Nach der aktuellen EU-Statistik wird in Deutschland ins unter Einkommensfünftel eingeordnet, wer im Jahr nicht mehr als 14.422 Euro zur Verfügung hat. Das oberste Fünftel beginnt bei mehr als 32.537 Euro im Jahr. Zu den Einkünften zählen neben Löhnen oder Renten auch alle staatlichen Transfers wie etwa Wohngeld oder Grundsicherung, also Hartz IV.

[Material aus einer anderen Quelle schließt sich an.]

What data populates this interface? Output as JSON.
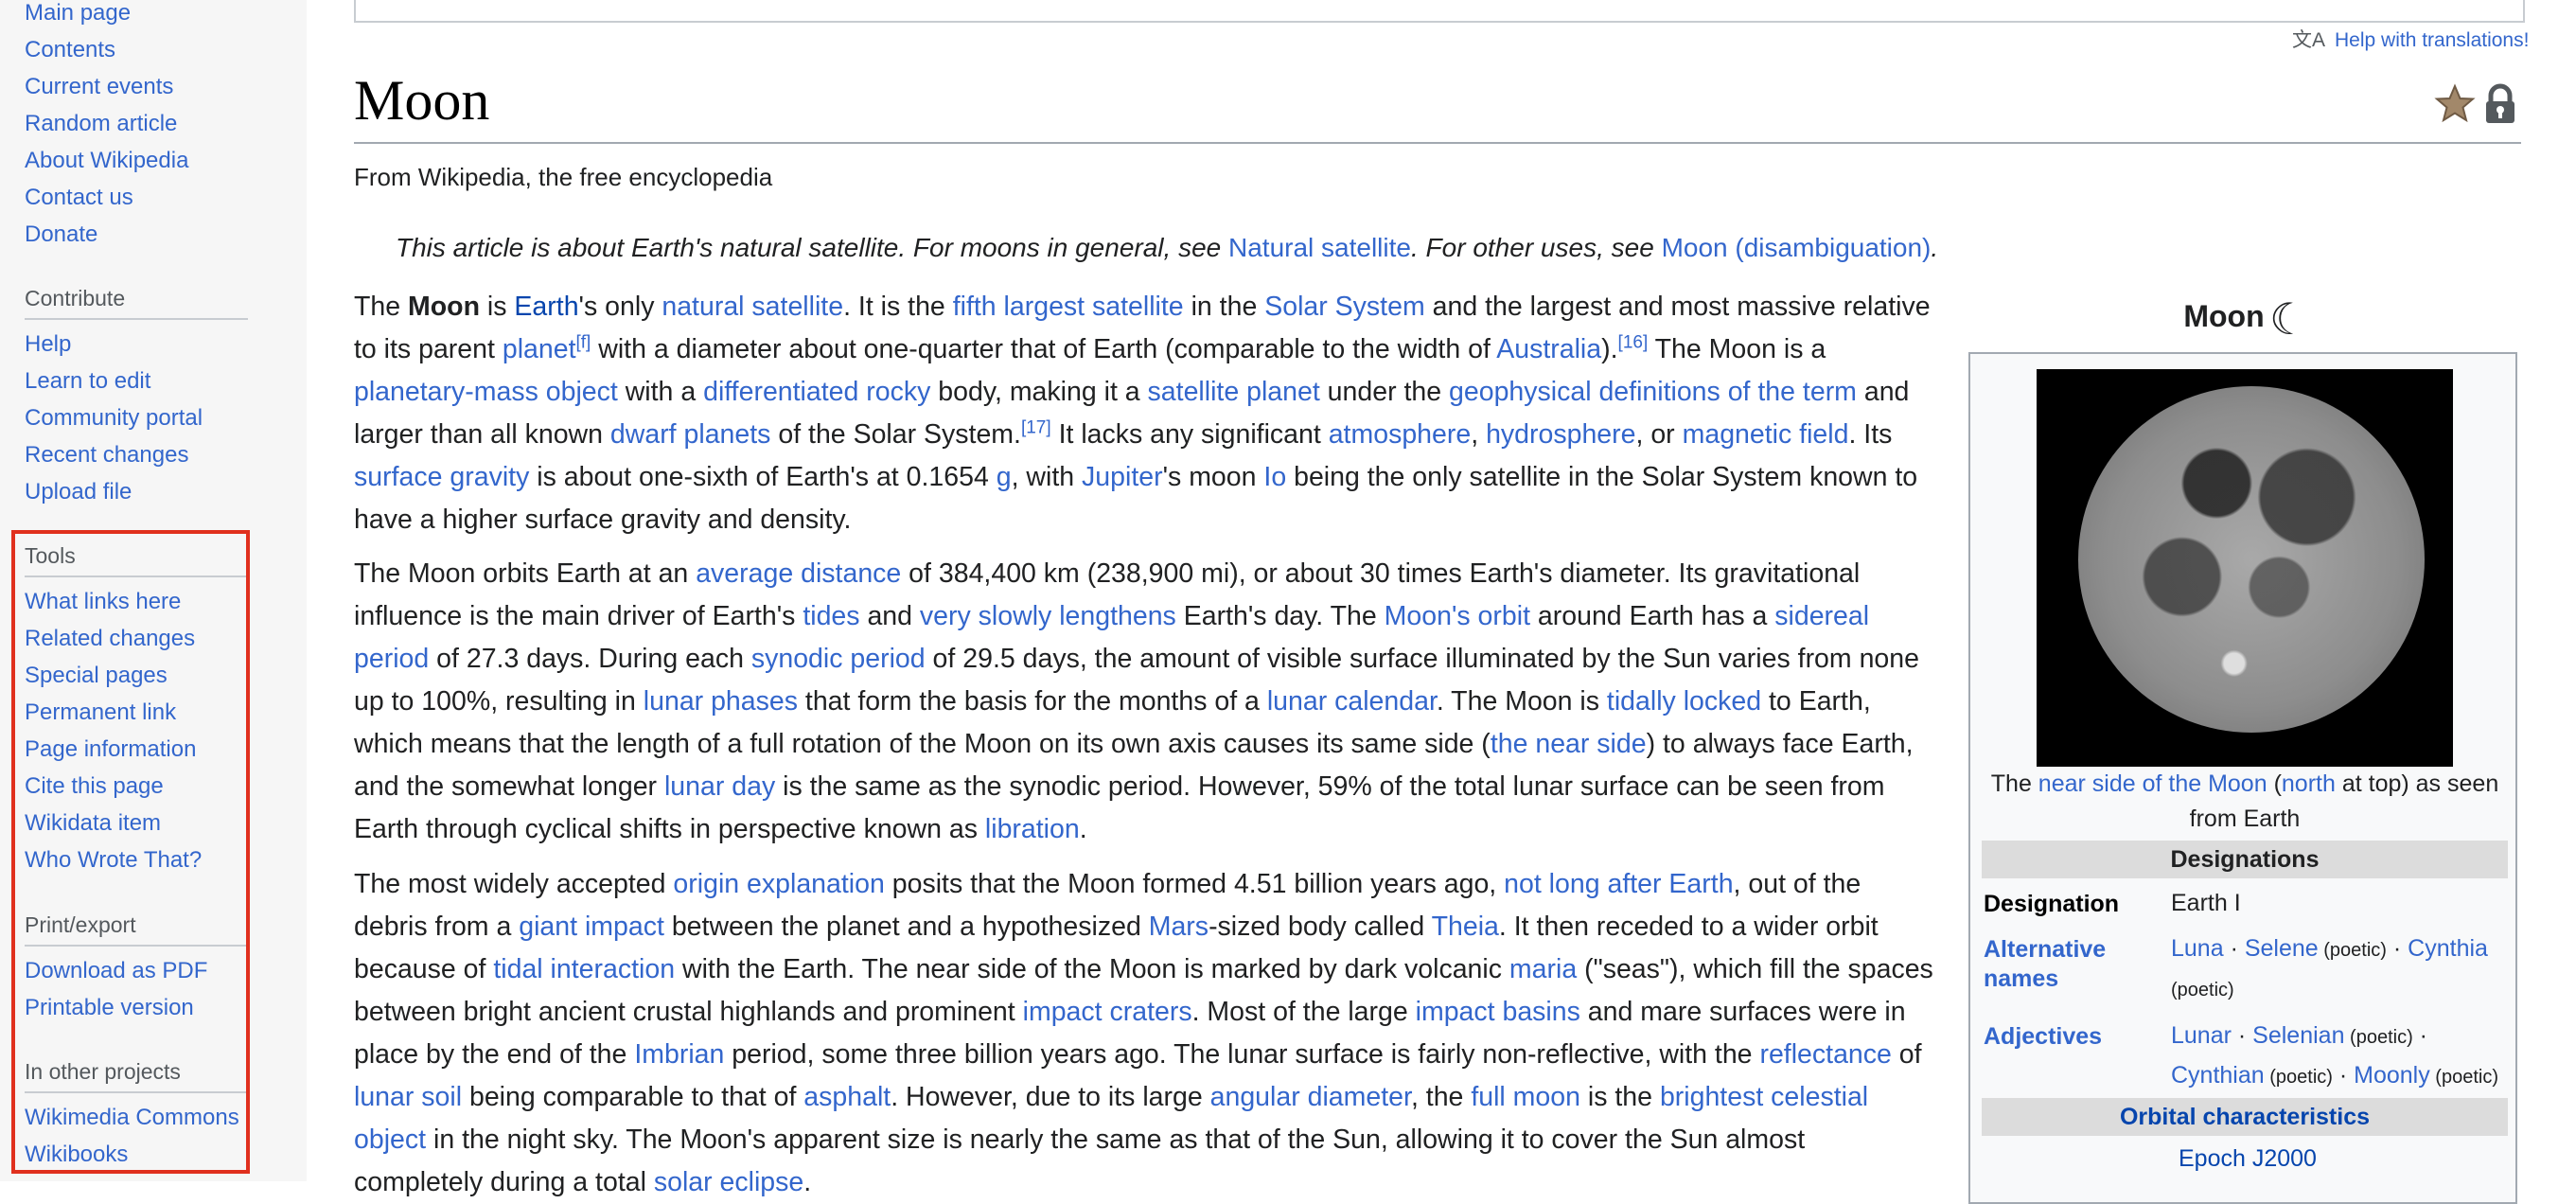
{
  "sidebar": {
    "navigation": [
      "Main page",
      "Contents",
      "Current events",
      "Random article",
      "About Wikipedia",
      "Contact us",
      "Donate"
    ],
    "contribute_heading": "Contribute",
    "contribute": [
      "Help",
      "Learn to edit",
      "Community portal",
      "Recent changes",
      "Upload file"
    ],
    "tools_heading": "Tools",
    "tools": [
      "What links here",
      "Related changes",
      "Special pages",
      "Permanent link",
      "Page information",
      "Cite this page",
      "Wikidata item",
      "Who Wrote That?"
    ],
    "print_heading": "Print/export",
    "print": [
      "Download as PDF",
      "Printable version"
    ],
    "projects_heading": "In other projects",
    "projects": [
      "Wikimedia Commons",
      "Wikibooks"
    ],
    "highlight_color": "#e0301e"
  },
  "header": {
    "translate_help": "Help with translations!",
    "title": "Moon",
    "tagline": "From Wikipedia, the free encyclopedia"
  },
  "hatnote": {
    "pre": "This article is about Earth's natural satellite. For moons in general, see ",
    "link1": "Natural satellite",
    "mid": ". For other uses, see ",
    "link2": "Moon (disambiguation)",
    "post": "."
  },
  "article": {
    "p1": [
      [
        "t",
        "The "
      ],
      [
        "b",
        "Moon"
      ],
      [
        "t",
        " is "
      ],
      [
        "d",
        "Earth"
      ],
      [
        "t",
        "'s only "
      ],
      [
        "l",
        "natural satellite"
      ],
      [
        "t",
        ". It is the "
      ],
      [
        "l",
        "fifth largest satellite"
      ],
      [
        "t",
        " in the "
      ],
      [
        "l",
        "Solar System"
      ],
      [
        "t",
        " and the largest and most massive relative to its parent "
      ],
      [
        "l",
        "planet"
      ],
      [
        "s",
        "[f]"
      ],
      [
        "t",
        " with a diameter about one-quarter that of Earth (comparable to the width of "
      ],
      [
        "l",
        "Australia"
      ],
      [
        "t",
        ")."
      ],
      [
        "s",
        "[16]"
      ],
      [
        "t",
        " The Moon is a "
      ],
      [
        "l",
        "planetary-mass object"
      ],
      [
        "t",
        " with a "
      ],
      [
        "l",
        "differentiated rocky"
      ],
      [
        "t",
        " body, making it a "
      ],
      [
        "l",
        "satellite planet"
      ],
      [
        "t",
        " under the "
      ],
      [
        "l",
        "geophysical definitions of the term"
      ],
      [
        "t",
        " and larger than all known "
      ],
      [
        "l",
        "dwarf planets"
      ],
      [
        "t",
        " of the Solar System."
      ],
      [
        "s",
        "[17]"
      ],
      [
        "t",
        " It lacks any significant "
      ],
      [
        "l",
        "atmosphere"
      ],
      [
        "t",
        ", "
      ],
      [
        "l",
        "hydrosphere"
      ],
      [
        "t",
        ", or "
      ],
      [
        "l",
        "magnetic field"
      ],
      [
        "t",
        ". Its "
      ],
      [
        "l",
        "surface gravity"
      ],
      [
        "t",
        " is about one-sixth of Earth's at 0.1654 "
      ],
      [
        "l",
        "g"
      ],
      [
        "t",
        ", with "
      ],
      [
        "l",
        "Jupiter"
      ],
      [
        "t",
        "'s moon "
      ],
      [
        "l",
        "Io"
      ],
      [
        "t",
        " being the only satellite in the Solar System known to have a higher surface gravity and density."
      ]
    ],
    "p2": [
      [
        "t",
        "The Moon orbits Earth at an "
      ],
      [
        "l",
        "average distance"
      ],
      [
        "t",
        " of 384,400 km (238,900 mi), or about 30 times Earth's diameter. Its gravitational influence is the main driver of Earth's "
      ],
      [
        "l",
        "tides"
      ],
      [
        "t",
        " and "
      ],
      [
        "l",
        "very slowly lengthens"
      ],
      [
        "t",
        " Earth's day. The "
      ],
      [
        "l",
        "Moon's orbit"
      ],
      [
        "t",
        " around Earth has a "
      ],
      [
        "l",
        "sidereal period"
      ],
      [
        "t",
        " of 27.3 days. During each "
      ],
      [
        "l",
        "synodic period"
      ],
      [
        "t",
        " of 29.5 days, the amount of visible surface illuminated by the Sun varies from none up to 100%, resulting in "
      ],
      [
        "l",
        "lunar phases"
      ],
      [
        "t",
        " that form the basis for the months of a "
      ],
      [
        "l",
        "lunar calendar"
      ],
      [
        "t",
        ". The Moon is "
      ],
      [
        "l",
        "tidally locked"
      ],
      [
        "t",
        " to Earth, which means that the length of a full rotation of the Moon on its own axis causes its same side ("
      ],
      [
        "l",
        "the near side"
      ],
      [
        "t",
        ") to always face Earth, and the somewhat longer "
      ],
      [
        "l",
        "lunar day"
      ],
      [
        "t",
        " is the same as the synodic period. However, 59% of the total lunar surface can be seen from Earth through cyclical shifts in perspective known as "
      ],
      [
        "l",
        "libration"
      ],
      [
        "t",
        "."
      ]
    ],
    "p3": [
      [
        "t",
        "The most widely accepted "
      ],
      [
        "l",
        "origin explanation"
      ],
      [
        "t",
        " posits that the Moon formed 4.51 billion years ago, "
      ],
      [
        "l",
        "not long after Earth"
      ],
      [
        "t",
        ", out of the debris from a "
      ],
      [
        "l",
        "giant impact"
      ],
      [
        "t",
        " between the planet and a hypothesized "
      ],
      [
        "l",
        "Mars"
      ],
      [
        "t",
        "-sized body called "
      ],
      [
        "l",
        "Theia"
      ],
      [
        "t",
        ". It then receded to a wider orbit because of "
      ],
      [
        "l",
        "tidal interaction"
      ],
      [
        "t",
        " with the Earth. The near side of the Moon is marked by dark volcanic "
      ],
      [
        "l",
        "maria"
      ],
      [
        "t",
        " (\"seas\"), which fill the spaces between bright ancient crustal highlands and prominent "
      ],
      [
        "l",
        "impact craters"
      ],
      [
        "t",
        ". Most of the large "
      ],
      [
        "l",
        "impact basins"
      ],
      [
        "t",
        " and mare surfaces were in place by the end of the "
      ],
      [
        "l",
        "Imbrian"
      ],
      [
        "t",
        " period, some three billion years ago. The lunar surface is fairly non-reflective, with the "
      ],
      [
        "l",
        "reflectance"
      ],
      [
        "t",
        " of "
      ],
      [
        "l",
        "lunar soil"
      ],
      [
        "t",
        " being comparable to that of "
      ],
      [
        "l",
        "asphalt"
      ],
      [
        "t",
        ". However, due to its large "
      ],
      [
        "l",
        "angular diameter"
      ],
      [
        "t",
        ", the "
      ],
      [
        "l",
        "full moon"
      ],
      [
        "t",
        " is the "
      ],
      [
        "l",
        "brightest celestial object"
      ],
      [
        "t",
        " in the night sky. The Moon's apparent size is nearly the same as that of the Sun, allowing it to cover the Sun almost completely during a total "
      ],
      [
        "l",
        "solar eclipse"
      ],
      [
        "t",
        "."
      ]
    ]
  },
  "infobox": {
    "title": "Moon",
    "title_symbol": "☾",
    "caption": [
      [
        "t",
        "The "
      ],
      [
        "l",
        "near side of the Moon"
      ],
      [
        "t",
        " ("
      ],
      [
        "l",
        "north"
      ],
      [
        "t",
        " at top) as seen from Earth"
      ]
    ],
    "designations_header": "Designations",
    "designation_label": "Designation",
    "designation_value": "Earth I",
    "alt_names_label": "Alternative names",
    "alt_names": [
      [
        "l",
        "Luna"
      ],
      [
        "t",
        " · "
      ],
      [
        "l",
        "Selene"
      ],
      [
        "m",
        " (poetic)"
      ],
      [
        "t",
        " · "
      ],
      [
        "l",
        "Cynthia"
      ],
      [
        "m",
        " (poetic)"
      ]
    ],
    "adjectives_label": "Adjectives",
    "adjectives": [
      [
        "l",
        "Lunar"
      ],
      [
        "t",
        " · "
      ],
      [
        "l",
        "Selenian"
      ],
      [
        "m",
        " (poetic)"
      ],
      [
        "t",
        " · "
      ],
      [
        "l",
        "Cynthian"
      ],
      [
        "m",
        " (poetic)"
      ],
      [
        "t",
        " · "
      ],
      [
        "l",
        "Moonly"
      ],
      [
        "m",
        " (poetic)"
      ]
    ],
    "orbital_header": "Orbital characteristics",
    "epoch": "Epoch J2000"
  }
}
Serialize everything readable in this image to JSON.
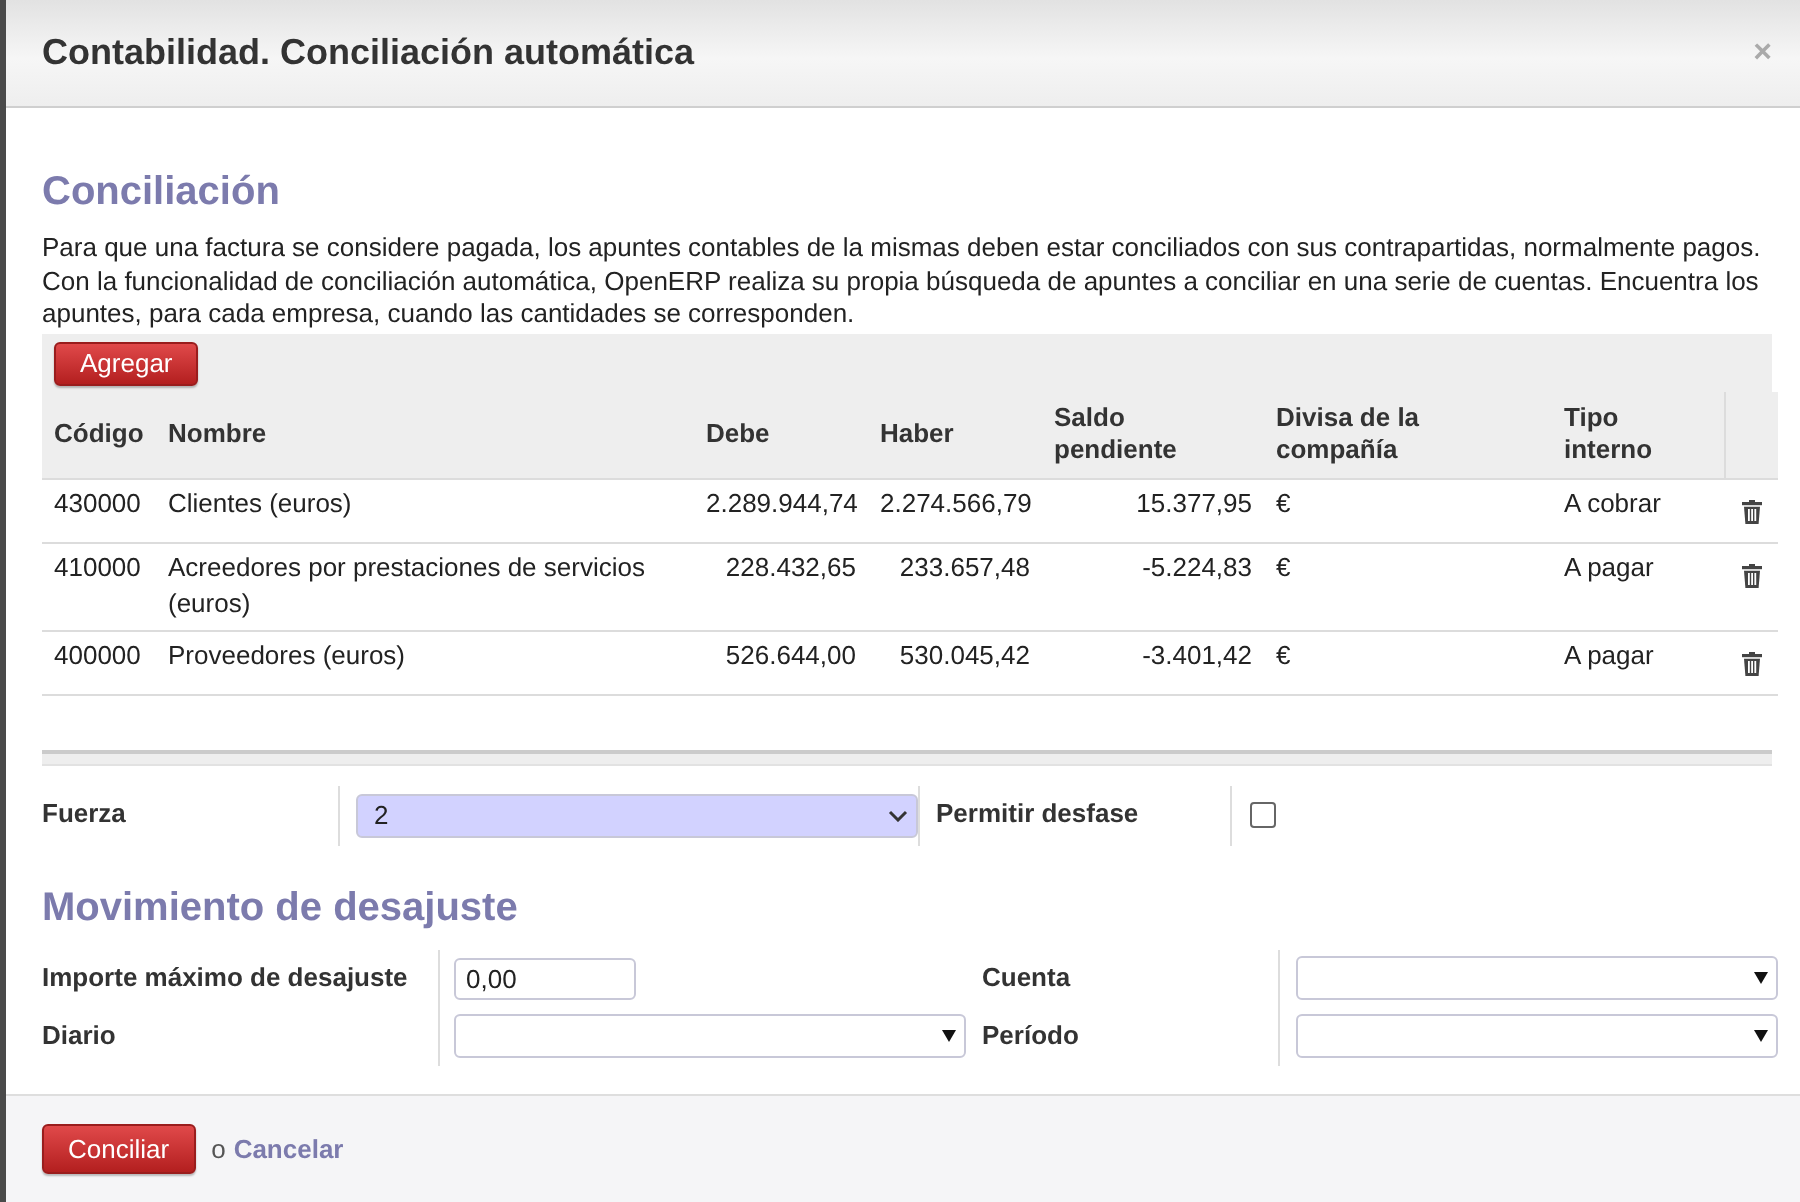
{
  "dialog": {
    "title": "Contabilidad. Conciliación automática",
    "close": "×"
  },
  "section": {
    "title": "Conciliación",
    "description": "Para que una factura se considere pagada, los apuntes contables de la mismas deben estar conciliados con sus contrapartidas, normalmente pagos. Con la funcionalidad de conciliación automática, OpenERP realiza su propia búsqueda de apuntes a conciliar en una serie de cuentas. Encuentra los apuntes, para cada empresa, cuando las cantidades se corresponden."
  },
  "table": {
    "add_button": "Agregar",
    "columns": [
      {
        "label": "Código",
        "kind": "text"
      },
      {
        "label": "Nombre",
        "kind": "text"
      },
      {
        "label": "Debe",
        "kind": "number"
      },
      {
        "label": "Haber",
        "kind": "number"
      },
      {
        "label": "Saldo pendiente",
        "kind": "number"
      },
      {
        "label": "Divisa de la compañía",
        "kind": "text"
      },
      {
        "label": "Tipo interno",
        "kind": "text"
      }
    ],
    "rows": [
      {
        "cells": [
          "430000",
          "Clientes (euros)",
          "2.289.944,74",
          "2.274.566,79",
          "15.377,95",
          "€",
          "A cobrar"
        ]
      },
      {
        "cells": [
          "410000",
          "Acreedores por prestaciones de servicios (euros)",
          "228.432,65",
          "233.657,48",
          "-5.224,83",
          "€",
          "A pagar"
        ]
      },
      {
        "cells": [
          "400000",
          "Proveedores (euros)",
          "526.644,00",
          "530.045,42",
          "-3.401,42",
          "€",
          "A pagar"
        ]
      }
    ]
  },
  "options": {
    "fields": [
      {
        "kind": "selection",
        "label": "Fuerza",
        "value": "2",
        "required": true
      },
      {
        "kind": "checkbox",
        "label": "Permitir desfase",
        "checked": false
      }
    ]
  },
  "writeoff": {
    "title": "Movimiento de desajuste",
    "fields": [
      {
        "kind": "input",
        "label": "Importe máximo de desajuste",
        "value": "0,00",
        "required": false
      },
      {
        "kind": "combo",
        "label": "Cuenta",
        "required": false
      },
      {
        "kind": "combo",
        "label": "Diario",
        "required": false
      },
      {
        "kind": "combo",
        "label": "Período",
        "required": false
      }
    ]
  },
  "footer": {
    "primary": "Conciliar",
    "separator": "o",
    "link": "Cancelar"
  }
}
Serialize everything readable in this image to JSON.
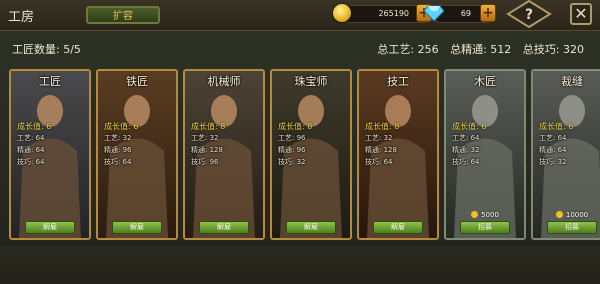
{
  "header": {
    "title": "工房",
    "expand_label": "扩容",
    "coins": "265190",
    "gems": "69"
  },
  "stats": {
    "craftsman_count": "工匠数量: 5/5",
    "total_craft": "总工艺: 256",
    "total_precision": "总精通: 512",
    "total_skill": "总技巧: 320"
  },
  "cards": [
    {
      "name": "工匠",
      "growth": "成长值: 6",
      "craft": "工艺: 64",
      "precision": "精通: 64",
      "skill": "技巧: 64",
      "button": "解雇",
      "price": ""
    },
    {
      "name": "铁匠",
      "growth": "成长值: 6",
      "craft": "工艺: 32",
      "precision": "精通: 96",
      "skill": "技巧: 64",
      "button": "解雇",
      "price": ""
    },
    {
      "name": "机械师",
      "growth": "成长值: 8",
      "craft": "工艺: 32",
      "precision": "精通: 128",
      "skill": "技巧: 96",
      "button": "解雇",
      "price": ""
    },
    {
      "name": "珠宝师",
      "growth": "成长值: 8",
      "craft": "工艺: 96",
      "precision": "精通: 96",
      "skill": "技巧: 32",
      "button": "解雇",
      "price": ""
    },
    {
      "name": "技工",
      "growth": "成长值: 8",
      "craft": "工艺: 32",
      "precision": "精通: 128",
      "skill": "技巧: 64",
      "button": "解雇",
      "price": ""
    },
    {
      "name": "木匠",
      "growth": "成长值: 6",
      "craft": "工艺: 64",
      "precision": "精通: 32",
      "skill": "技巧: 64",
      "button": "招募",
      "price": "5000"
    },
    {
      "name": "裁缝",
      "growth": "成长值: 6",
      "craft": "工艺: 64",
      "precision": "精通: 64",
      "skill": "技巧: 32",
      "button": "招募",
      "price": "10000"
    }
  ],
  "colors": {
    "accent_gold": "#e7cf3a",
    "hire_button": "#6fa33a",
    "card_border": "#b58a3a"
  }
}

Nach Einschätzung der Sozialexpertin der Linksfraktion im Bundestag, Sabine Zimmermann, deuten die Daten auf einen bekannten Zusammenhang hin: „Armut macht krank“. Menschen mit geringen Einkommen hätten oftmals schon im mittleren Lebensalter gesundheitliche Probleme, so Zimmermann gegenüber unserer Zeitung. Allerdings gelte auch umgekehrt, dass Krankheit arm mache. „Wer beispielsweise krankheitsbedingt nicht mehr arbeiten kann, fällt schnell in Armut, denn die Erwerbsminderungsrente reicht nicht zum Leben“. Die Hälfte dieser Renten liege unter 800 Euro im Monat. 15 Prozent der Betroffenen seien deshalb ergänzend auf Grundsicherung angewiesen, rechnete Zimmermann vor.

Die Befragung über Einkommen und bestimmte Lebensbereiche wie Gesundheit oder die Wohnsituation wird von den EU-Statistikern seit 2005 regelmäßig in allen Mitgliedstaaten der Europäischen Union sowie in Norwegen und Island durchgeführt. In Deutschland werden dafür jedes Jahr 14.000 private Haushalte einbezogen. Alle Haushaltsmitglieder ab 16 Jahre bekommen dazu einen entsprechenden Fragebogen vorgelegt. Grundlage ist der sogenannte Mikrozensus, die größte repräsentative Haushaltsbefragung in Deutschland.